Saturday, October 6, 2012

Complete Honesty

     I am going to be completely honest in this post. First off, I think boys are dumb. They do not make sense to me at all. When my coordinator constantly smiles at me like she knows something I don't, people have bets going on when (not if) I will get married to a specific person, I hang out with this person all of the time, and he even brings you hand warmers to the football game, I feel the ultimate in confusion because he has a girlfriend. If one more person tells me we make a cute couple I might freak out on them. I know we do. There is a problem though. He has a girlfriend. I just happen to be with him a lot. Our relationship has changed over the past couple weeks. We tease each other more, we have a lot more fun together, and he even hugs me and opens doors for me. Way to go Megan. You re-developed this crush you worked so hard to get rid of, and now he has a girlfriend.
     So, on to the next item of business. I finally had to tell myself that I am a workaholic and I like it that way. If I am not busy, I do not get anything done. Seriously I had a day to do nothing, and I literally got nothing done. No homework, no cleaning, no nothing. Also, I am extremely independent. I hate people doing things for me. I like to do things myself. So, now that my wrist is messed up, it is hard for me to take a step back and every once in a while let someone help me do something.
     I would also like to point out that I had a wonderful time at the Relief Society activity I went to this week. I was there from 7 to about 10:30, and I enjoyed every minute of it. I needed time to get away from everything school related and have fun eating, doing nails, sitting in the hot tub, doing spotlights, and getting to know some of the girls in my ward. It was so nice.
     Also, I have found out that as my life has seemingly come crashing down around me, it is giving me a chance to redefine my priorities and build myself up stronger. I hate taking tests and I always will. I am just not good at it. The Testing Center stresses me out to the max. I do not know why, but I cannot do well on a test this semester. I do not do terribly like last year when I got a 40 on one of my tests, but it irritates me that I cannot do well. Then, I have the boy problem. How can my life be so complicated when I am not even dating someone? Then, I have homework that I have no desire to do, eating is a bore, and when I wake up every morning I feel more tired than I did when I went to bed. What is going on?
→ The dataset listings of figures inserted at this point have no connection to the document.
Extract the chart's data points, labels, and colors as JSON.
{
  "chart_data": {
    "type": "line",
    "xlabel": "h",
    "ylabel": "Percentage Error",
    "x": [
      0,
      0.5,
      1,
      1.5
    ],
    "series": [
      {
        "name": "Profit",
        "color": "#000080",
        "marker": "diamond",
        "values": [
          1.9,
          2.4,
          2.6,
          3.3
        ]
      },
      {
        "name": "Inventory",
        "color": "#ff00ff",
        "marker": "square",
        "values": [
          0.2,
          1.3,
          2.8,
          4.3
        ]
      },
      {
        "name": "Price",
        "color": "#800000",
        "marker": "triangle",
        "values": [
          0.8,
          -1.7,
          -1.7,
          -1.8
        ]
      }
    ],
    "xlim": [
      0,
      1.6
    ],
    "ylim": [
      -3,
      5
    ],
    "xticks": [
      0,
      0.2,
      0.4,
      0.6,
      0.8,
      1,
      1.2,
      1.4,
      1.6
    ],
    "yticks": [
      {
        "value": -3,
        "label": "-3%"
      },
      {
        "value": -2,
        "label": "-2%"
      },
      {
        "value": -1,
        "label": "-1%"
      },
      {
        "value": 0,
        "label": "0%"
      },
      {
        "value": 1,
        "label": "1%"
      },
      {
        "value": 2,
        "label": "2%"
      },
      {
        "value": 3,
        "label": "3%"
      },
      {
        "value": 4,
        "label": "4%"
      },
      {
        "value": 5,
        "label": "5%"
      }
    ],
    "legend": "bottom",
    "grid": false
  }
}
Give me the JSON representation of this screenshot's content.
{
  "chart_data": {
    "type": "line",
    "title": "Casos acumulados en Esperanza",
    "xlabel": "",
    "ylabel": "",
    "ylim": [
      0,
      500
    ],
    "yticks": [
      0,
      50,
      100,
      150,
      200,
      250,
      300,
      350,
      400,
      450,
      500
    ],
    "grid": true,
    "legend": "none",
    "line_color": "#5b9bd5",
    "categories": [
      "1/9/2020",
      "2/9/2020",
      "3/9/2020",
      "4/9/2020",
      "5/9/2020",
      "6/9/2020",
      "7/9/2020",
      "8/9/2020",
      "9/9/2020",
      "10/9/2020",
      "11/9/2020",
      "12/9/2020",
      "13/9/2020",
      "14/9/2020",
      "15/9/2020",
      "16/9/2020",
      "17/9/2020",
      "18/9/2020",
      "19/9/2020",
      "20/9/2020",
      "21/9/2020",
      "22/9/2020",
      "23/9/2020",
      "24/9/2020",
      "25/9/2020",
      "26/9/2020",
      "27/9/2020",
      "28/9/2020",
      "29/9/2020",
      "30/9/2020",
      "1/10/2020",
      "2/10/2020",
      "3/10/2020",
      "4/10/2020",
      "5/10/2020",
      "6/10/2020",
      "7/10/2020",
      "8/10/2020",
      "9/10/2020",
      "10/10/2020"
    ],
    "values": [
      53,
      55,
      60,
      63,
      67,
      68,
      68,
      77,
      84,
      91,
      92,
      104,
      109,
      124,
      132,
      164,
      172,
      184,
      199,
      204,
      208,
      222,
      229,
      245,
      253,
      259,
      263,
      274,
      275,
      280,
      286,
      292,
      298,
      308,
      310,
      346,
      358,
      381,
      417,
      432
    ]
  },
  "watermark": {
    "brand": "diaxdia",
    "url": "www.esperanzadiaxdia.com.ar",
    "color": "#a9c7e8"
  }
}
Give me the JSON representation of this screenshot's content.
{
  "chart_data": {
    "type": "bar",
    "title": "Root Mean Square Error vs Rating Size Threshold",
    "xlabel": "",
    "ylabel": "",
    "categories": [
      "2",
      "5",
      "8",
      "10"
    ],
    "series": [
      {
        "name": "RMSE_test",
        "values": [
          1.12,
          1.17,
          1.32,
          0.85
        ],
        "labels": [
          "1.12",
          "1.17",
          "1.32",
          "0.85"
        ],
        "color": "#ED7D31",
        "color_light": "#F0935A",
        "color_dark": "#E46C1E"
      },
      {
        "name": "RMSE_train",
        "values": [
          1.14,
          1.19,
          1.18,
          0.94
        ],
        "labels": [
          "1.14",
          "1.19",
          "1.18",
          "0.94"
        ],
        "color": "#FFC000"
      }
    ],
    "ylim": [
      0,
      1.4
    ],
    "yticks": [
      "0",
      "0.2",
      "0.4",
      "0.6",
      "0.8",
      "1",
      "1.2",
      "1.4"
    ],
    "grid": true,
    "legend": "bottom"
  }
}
But, like I said I am slowly building myself up stronger.
     I am getting to be really good friends with all of my new roommates. I got to take time to spend with my old roommates on Tuesday, but that is the extent of it. I have been trying to not be with them as much as sad as that may be. I want my new roommates to like me, and they will never know how cool I am if I am never home. Then, I am working even harder in BYUSA without putting in as many hours. I am also working on homework and trying to focus on it more. As for the boy... well, I may never figure that out. My mom said he was just testing me, but I know he will never go out on a date with me as long as we work together since he is such a stickler for keeping relationships professional since we work together. Gosh darn it. I am working on it.
     As for tonight... Well, I went to the football game. We beat Utah State six to three. I love karma. The past two years of us winning is karma coming back for all of the crap I put up with in seminary. Gotta love it. Like I said, this boy brought me hand warmers and made sure my wrist was okay. When I left the game, I came back and spent more time with my roommates. They found me a new theme song. I love them. Seriously. We all piled on the love sac, listened to music, talked, laughed, and had a dance party. Well, that is my life right now. Fun, kind of chaotic, annoying at times, lovely, full of laughter, and the ultimate in confusion. In devotional we were told to look for blessings from the mundane to the magnificent. Mundane: I made it through this week. Magnificent: I made it through with new friends, new goals, and a new me.